If representations of family structured by—but reaching beyond—blood incorporate non-figural elements, other works are direct and confrontational. In the medieval era, suffering endured by Christ and the saints were entry points for meditative identification, while violence in recent contexts often serves a more radical political function. In Nan one month after being battered (1984) by Nan Goldin, the photographer turns the camera on herself, capturing her face after being hit by her partner. She embodies a classically seductive femininity in the photo, donning red lipstick and jewelry, and maintaining a direct gaze at the camera. But her left eye is clouded over with blood, forcing viewers to confront gendered abuse in domestic settings, and their potential complicity as bystanders to such violence. Blood takes on a different significance in a 15th-century book of hours displayed nearby, which captures a well-known theological narrative while draining it of brutality. The work depicts St. Sebastian (a Christian saint martyred by Romans during the Great Persecution of 303) in a richly illustrated, timeworn illuminated manuscript. Here, the nearly nude figure—placid as if dreaming—stands on a tiled floor, bound to a wooden pole and flanked decoratively by two men pointing arrows at him. Blood trickles gently out of wounds where other arrows have already pierced his body. Rather than a grotesque rendering of humiliation and attrition, this work asks viewers to encounter Sebastian’s placid transcendence evident not only in his expression but also in the slightness of his blood, as evidence of his connection to God.

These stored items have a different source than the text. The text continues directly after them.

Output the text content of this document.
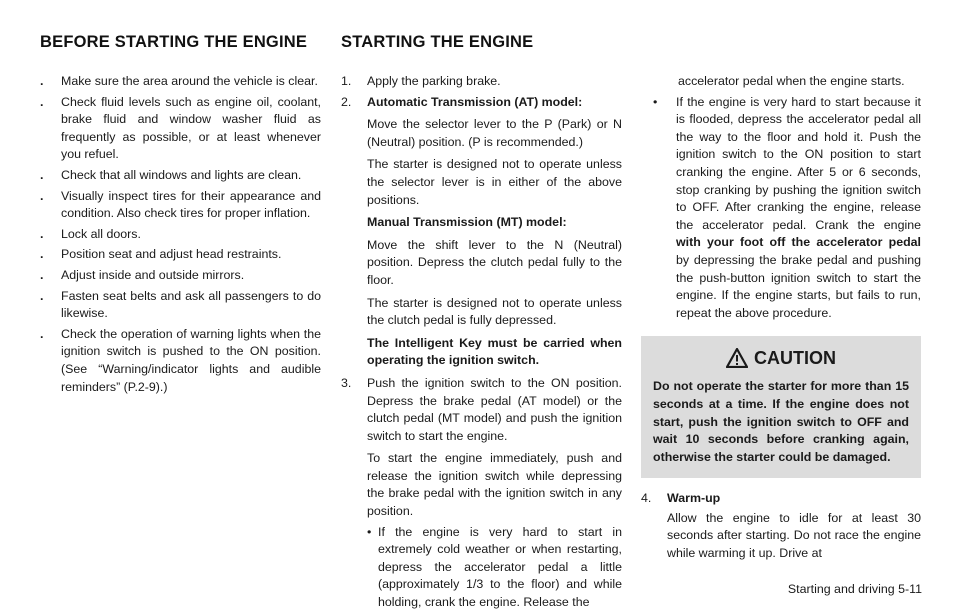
BEFORE STARTING THE ENGINE STARTING THE ENGINE
. Make sure the area around the vehicle is clear.
. Check fluid levels such as engine oil, coolant, brake fluid and window washer fluid as frequently as possible, or at least whenever you refuel.
. Check that all windows and lights are clean.
. Visually inspect tires for their appearance and condition. Also check tires for proper inflation.
. Lock all doors.
. Position seat and adjust head restraints.
. Adjust inside and outside mirrors.
. Fasten seat belts and ask all passengers to do likewise.
. Check the operation of warning lights when the ignition switch is pushed to the ON position. (See “Warning/indicator lights and audible reminders” (P.2-9).)
1. Apply the parking brake.
2. Automatic Transmission (AT) model:
Move the selector lever to the P (Park) or N (Neutral) position. (P is recommended.)
The starter is designed not to operate unless the selector lever is in either of the above positions.
Manual Transmission (MT) model:
Move the shift lever to the N (Neutral) position. Depress the clutch pedal fully to the floor.
The starter is designed not to operate unless the clutch pedal is fully depressed.
The Intelligent Key must be carried when operating the ignition switch.
3. Push the ignition switch to the ON position. Depress the brake pedal (AT model) or the clutch pedal (MT model) and push the ignition switch to start the engine.
To start the engine immediately, push and release the ignition switch while depressing the brake pedal with the ignition switch in any position.
• If the engine is very hard to start in extremely cold weather or when restarting, depress the accelerator pedal a little (approximately 1/3 to the floor) and while holding, crank the engine. Release the
accelerator pedal when the engine starts.
•	If the engine is very hard to start because it is flooded, depress the accelerator pedal all the way to the floor and hold it. Push the ignition switch to the ON position to start cranking the engine. After 5 or 6 seconds, stop cranking by pushing the ignition switch to OFF. After cranking the engine, release the accelerator pedal. Crank the engine with your foot off the accelerator pedal by depressing the brake pedal and pushing the push-button ignition switch to start the engine. If the engine starts, but fails to run, repeat the above procedure.
CAUTION
Do not operate the starter for more than 15 seconds at a time. If the engine does not start, push the ignition switch to OFF and wait 10 seconds before cranking again, otherwise the starter could be damaged.
4. Warm-up
Allow the engine to idle for at least 30 seconds after starting. Do not race the engine while warming it up. Drive at
Starting and driving 5-11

Throughout these nuanced explorations of blood’s changing significance, certain works emerge as piercing through the veil of representation to convey the striking impact of encountering blood firsthand. Notable among them are ひろしま/ hiroshima #69 by Abe Hatsuko (2007) and Queer Blood America (2021) by Jordan Eagles. Both works eschew conventional figuration while highlighting the trace of blood: Hatsuko’s hyperrealistic photograph depicts blood stains on the shirt of a Hiroshima victim, while Eagles’ wall relief showcases a vial of actual blood set within a Captain America comic. These works recapture art’s aura, a quality often thought lost in our modern era, as they remind us of the sanctity of blood and thus of life. Echoing the meditative resonance found in many medieval artworks, they affirm that blood continues to hold a profound, almost spiritual significance, even as we’re confronted by its minimization every day.